このような変動は単なる国内事情に限定されず、隣国やヨーロッパ全体の農業政策や市場の動向にも密接に関連しています。ボスニア・ヘルツェゴビナでは、小規模農家が生産の中核を担っていますが、大規模化や効率化が進む他の欧州諸国と比べると、競争力の課題が浮き彫りです。

今後の課題として、まず小規模農家を支えるための生産性向上政策が重要です。たとえば、政府が家族経営の酪農家への補助金を拡充し、デジタル技術を活用した生産の効率化や、気候変動に適応した持続可能な農業技術の導入が求められます。また、地域の食品加工産業を育成し、付加価値を高めることで、国内市場だけでなく輸出市場にも製品を供給できる体制を構築することが肝要です。

さらに教育や若者支援も鍵となります。農業従事者の高齢化を防ぐため、若い世代が酪農や農業に魅力を感じるようなプログラムを開発し、専門的なスキルを提供する教育機関や職業訓練を拡充することが重要です。

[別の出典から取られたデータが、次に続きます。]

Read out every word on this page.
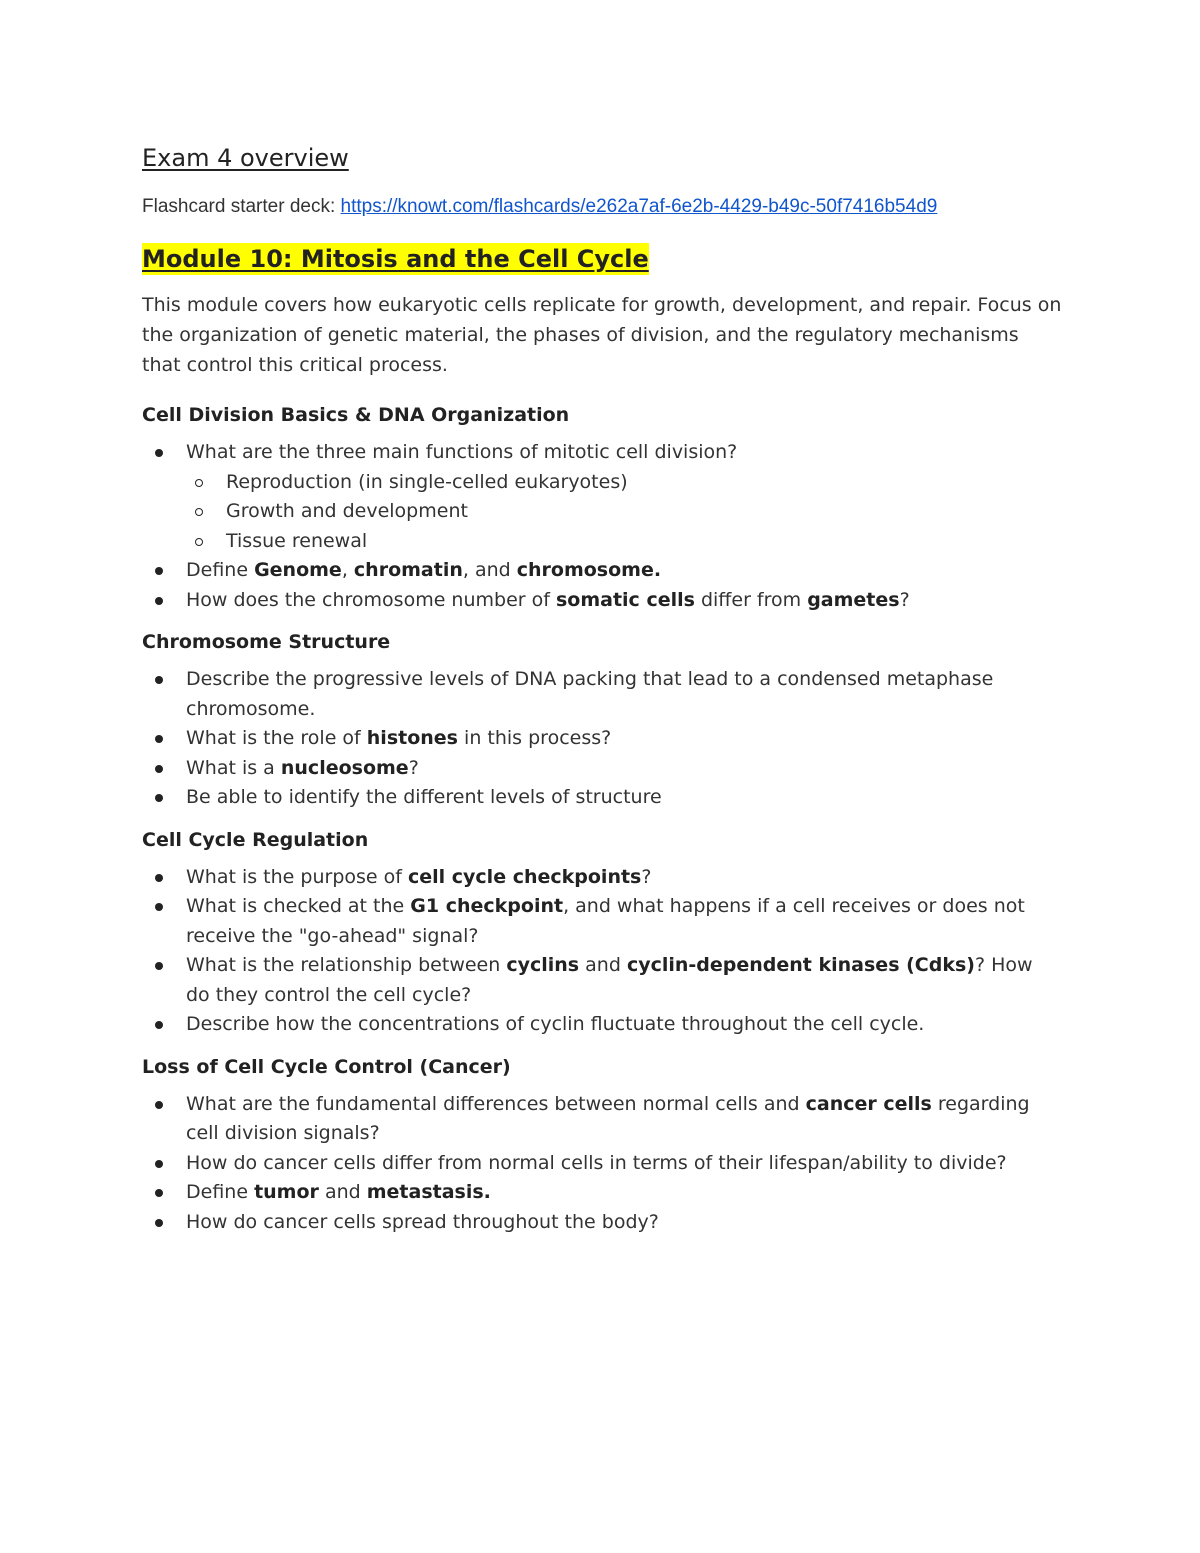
Exam 4 overview

Flashcard starter deck: https://knowt.com/flashcards/e262a7af-6e2b-4429-b49c-50f7416b54d9

Module 10: Mitosis and the Cell Cycle

This module covers how eukaryotic cells replicate for growth, development, and repair. Focus on the organization of genetic material, the phases of division, and the regulatory mechanisms that control this critical process.

Cell Division Basics & DNA Organization
What are the three main functions of mitotic cell division?
Reproduction (in single-celled eukaryotes)
Growth and development
Tissue renewal
Define Genome, chromatin, and chromosome.
How does the chromosome number of somatic cells differ from gametes?
Chromosome Structure
Describe the progressive levels of DNA packing that lead to a condensed metaphase chromosome.
What is the role of histones in this process?
What is a nucleosome?
Be able to identify the different levels of structure
Cell Cycle Regulation
What is the purpose of cell cycle checkpoints?
What is checked at the G1 checkpoint, and what happens if a cell receives or does not receive the "go-ahead" signal?
What is the relationship between cyclins and cyclin-dependent kinases (Cdks)? How do they control the cell cycle?
Describe how the concentrations of cyclin fluctuate throughout the cell cycle.
Loss of Cell Cycle Control (Cancer)
What are the fundamental differences between normal cells and cancer cells regarding cell division signals?
How do cancer cells differ from normal cells in terms of their lifespan/ability to divide?
Define tumor and metastasis.
How do cancer cells spread throughout the body?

EUとの協力を強化し、同地域からの技術的支援や投資を取り込むことも有効です。

長期的には、紛争の影響から完全に回復するための国際的支援と地域間協力が欠かせません。地域レベルでの資源共有や、物流インフラの改善も含めた広域的な政策枠組みを構築することで、安定した酪農産業の発展が期待されます。